The quasi-privatised market-oriented model was adopted in the 1990s and replaced the Alcohol and Drug Authority (ADA) public health model and involved the devolution of responsibility for direct service provision to a dispersed range of residential and non-residential programs operated by non-government organisations (NGOs).

Except for Next Step Specialist Drug and Alcohol Services (Next Step) detoxification hospital in East Perth this quasi-privatised market model supplanted all ADA-operated treatment services by NGO-operated Community Drug Service Teams (CDSTs), which were substantially, if not wholly reliant on public funding through managed contracts.

In summary, over the over course of the period since the mid 1990s, the role of the ADA was transformed through a number of administrative rearrangements, to limit its role to training, funding of services provided by NGOs and oversight of large-scale community based public education programs concerned with alcohol and other drugs, except tobacco control.

In summary, these iterations in the diminution in the role of publicly operated treatment programs and to focus primarily on preventive programs, meant the statutory arrangement that underpinned the ADA remained unchanged for some 40 years, from the original legislation of 1974, until absorption of the Drug and Alcohol Office into the Mental Health Commission in 2015.

In 1 July 1994 reforms of the WA health system were introduced by the Court Liberal Government. These health system focussed reforms also intersected with community concerns about growing levels of illicit drug problems in WA and limited treatment programs, especially in response to growing use of heroin and heroin-related deaths, which had become increasingly evident since the early 1990s.

In 1994 by the Court Liberal government, in response to these community concerns about increased illicit drug problems in WA, established the Task Force on Drug Abuse (TFDA). The TFDA investigated the use of heroin and other illicit drugs and in 1975 recommended the creation of a new administrative structure, separate from the ADA, for managing drug-related problem in WA and the devolution of treatment services to non government organisations (NGOs).

This resulted in the creation of the WA Drug Abuse Strategy Office (WADASO), which operated as a unit within the Premier’s Department and assumed on an interim basis a number of key administrative roles previously performed by the ADA. The WADASO reported directly to the Premier in his capacity as Minister Responsible for Drug Strategy.
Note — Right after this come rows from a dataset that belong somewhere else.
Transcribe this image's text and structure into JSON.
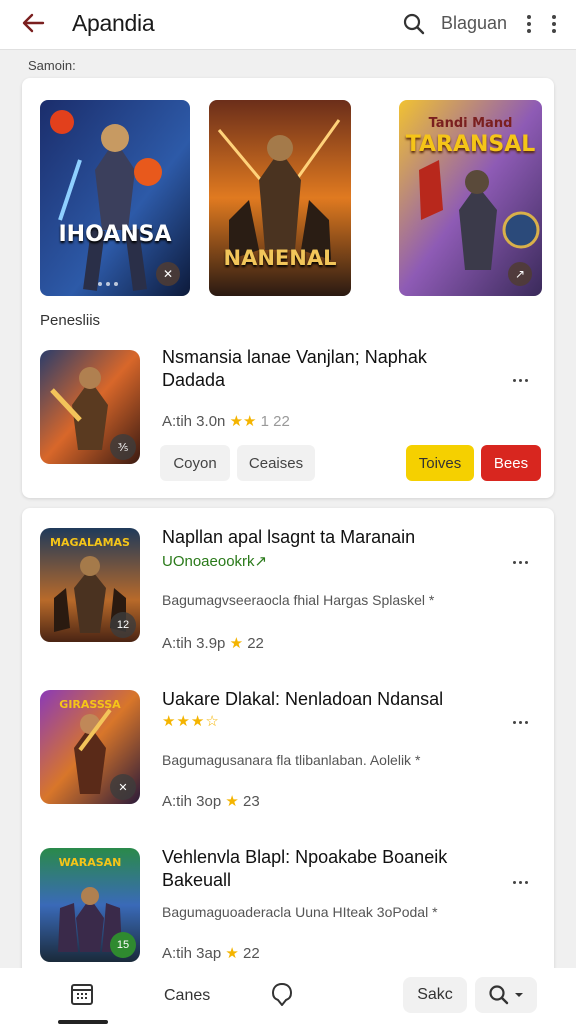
{
  "header": {
    "title": "Apandia",
    "language": "Blaguan",
    "icons": {
      "back": "arrow-left-icon",
      "search": "search-icon",
      "more": "more-vert-icon"
    }
  },
  "section_label": "Samoin:",
  "featured": [
    {
      "title": "IHOANSA",
      "badge": "✕"
    },
    {
      "title": "NANENAL",
      "badge": ""
    },
    {
      "title": "TARANSAL",
      "topline": "Tandi Mand",
      "badge": "↗"
    }
  ],
  "subheading": "Penesliis",
  "top_item": {
    "title_line1": "Nsmansia lanae Vanjlan; Naphak",
    "title_line2": "Dadada",
    "meta": "A:tih  3.0n",
    "meta_stars": "★★",
    "meta_tail": "1 22",
    "thumb_badge": "⅗",
    "chips": [
      "Coyon",
      "Ceaises"
    ],
    "buttons": [
      "Toives",
      "Bees"
    ]
  },
  "list": [
    {
      "title_line1": "Napllan apal lsagnt ta Maranain",
      "subtitle": "UOnoaeookrk↗",
      "banner": "MAGALAMAS",
      "desc": "Bagumagvseeraocla fhial Hargas Splaskel *",
      "meta": "A:tih  3.9p",
      "meta_tail": "22",
      "thumb_badge": "12"
    },
    {
      "title_line1": "Uakare Dlakal: Nenladoan Ndansal",
      "banner": "GIRASSSA",
      "rating_stars": "★★★☆",
      "desc": "Bagumagusanara fla tlibanlaban. Aolelik *",
      "meta": "A:tih  3op",
      "meta_tail": "23",
      "thumb_badge": "✕"
    },
    {
      "title_line1": "Vehlenvla Blapl: Npoakabe Boaneik",
      "title_line2": "Bakeuall",
      "banner": "WARASAN",
      "desc": "Bagumaguoaderacla Uuna HIteak 3oPodal *",
      "meta": "A:tih  3ap",
      "meta_tail": "22",
      "thumb_badge": "15"
    }
  ],
  "bottom_nav": {
    "label_games": "Canes",
    "pill_label": "Sakc",
    "icons": {
      "home": "calendar-grid-icon",
      "chat": "chat-bubble-icon",
      "search": "search-icon",
      "dropdown": "chevron-down-icon"
    }
  },
  "colors": {
    "accent_red": "#d8261f",
    "accent_yellow": "#f5d000",
    "star": "#f4b400",
    "back_arrow": "#7a1f1f"
  }
}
By the end of the 1990s the treatment landscape consisted of an almost complete withdrawal of Government as a direct provider of specialist treatment services, with the ADA performing a limited role as the operator of a short term inpatient medical detoxification hospital, Next Specialist Drug and Alcohol Services (Next Step).
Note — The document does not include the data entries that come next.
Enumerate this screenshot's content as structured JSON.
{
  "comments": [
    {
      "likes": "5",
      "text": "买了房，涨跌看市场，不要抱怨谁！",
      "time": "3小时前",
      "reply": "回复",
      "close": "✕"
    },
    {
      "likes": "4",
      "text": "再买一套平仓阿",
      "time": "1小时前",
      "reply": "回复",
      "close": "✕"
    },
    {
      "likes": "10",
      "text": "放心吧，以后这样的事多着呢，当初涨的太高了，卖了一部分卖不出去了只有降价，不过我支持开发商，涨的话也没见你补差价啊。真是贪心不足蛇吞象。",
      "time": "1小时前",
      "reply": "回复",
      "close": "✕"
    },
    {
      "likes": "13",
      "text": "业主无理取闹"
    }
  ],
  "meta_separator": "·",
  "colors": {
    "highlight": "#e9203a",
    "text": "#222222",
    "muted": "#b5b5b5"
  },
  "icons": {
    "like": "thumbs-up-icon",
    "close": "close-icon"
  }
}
Next Step was established in April 1999 as a trading name under the Business Names Act 1962, which rebranded the ADA’s former Central Drug Unit site in East Perth, where it also operated an outpatient service in addition to its short-stay detoxification.

In 1997 the Court Liberal government created the State Health Purchasing Authority (SHPA), which operated as a sub-agency within the Department of Health (DOH), to reflect the separation of purchasing of services from the provision of a wide range of health-related services.
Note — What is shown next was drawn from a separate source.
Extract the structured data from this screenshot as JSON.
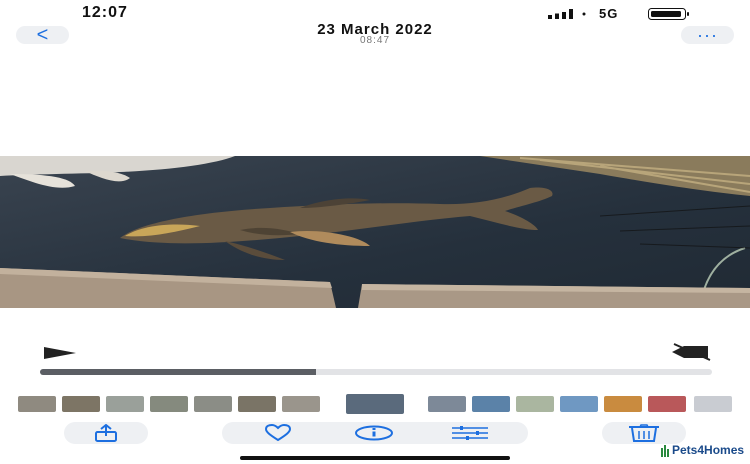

This short-lived reform was referred to as the Funder Owner Purchaser Provider (FOPP) model for funding of health services both inside and outside of the public hospital system. The advent of the SHPA resulted in the transfer of the ADA’s responsibility for purchasing services to the SHPA.

The Drug and Alcohol Office (DAO) was established in July 2002. It assumed administrative responsibility for the ADA, even though the ADA continued as a legal entity; it also managed the ADA’s East Perth based detoxification hospital, Next Step Drug and Alcohol Services.

The July 2002 consolidation also sought to combine within one agency the alcohol prevention and community education/awareness campaigns which were overseen by the Department of Health’s Public Health Division. The Health Promotion Services Branch had developed a number of these campaigns, such as the notable Drinksafe Campaign, launched in March 1988.

The DAO ceased to operate at 30 June 2015 and its functions, as well as those of the ADA, were absorbed by the Mental Health Commission (MHC). At this time the quasi-privatised model of treatment continues to operate since the absorption of the ADA within the MHC.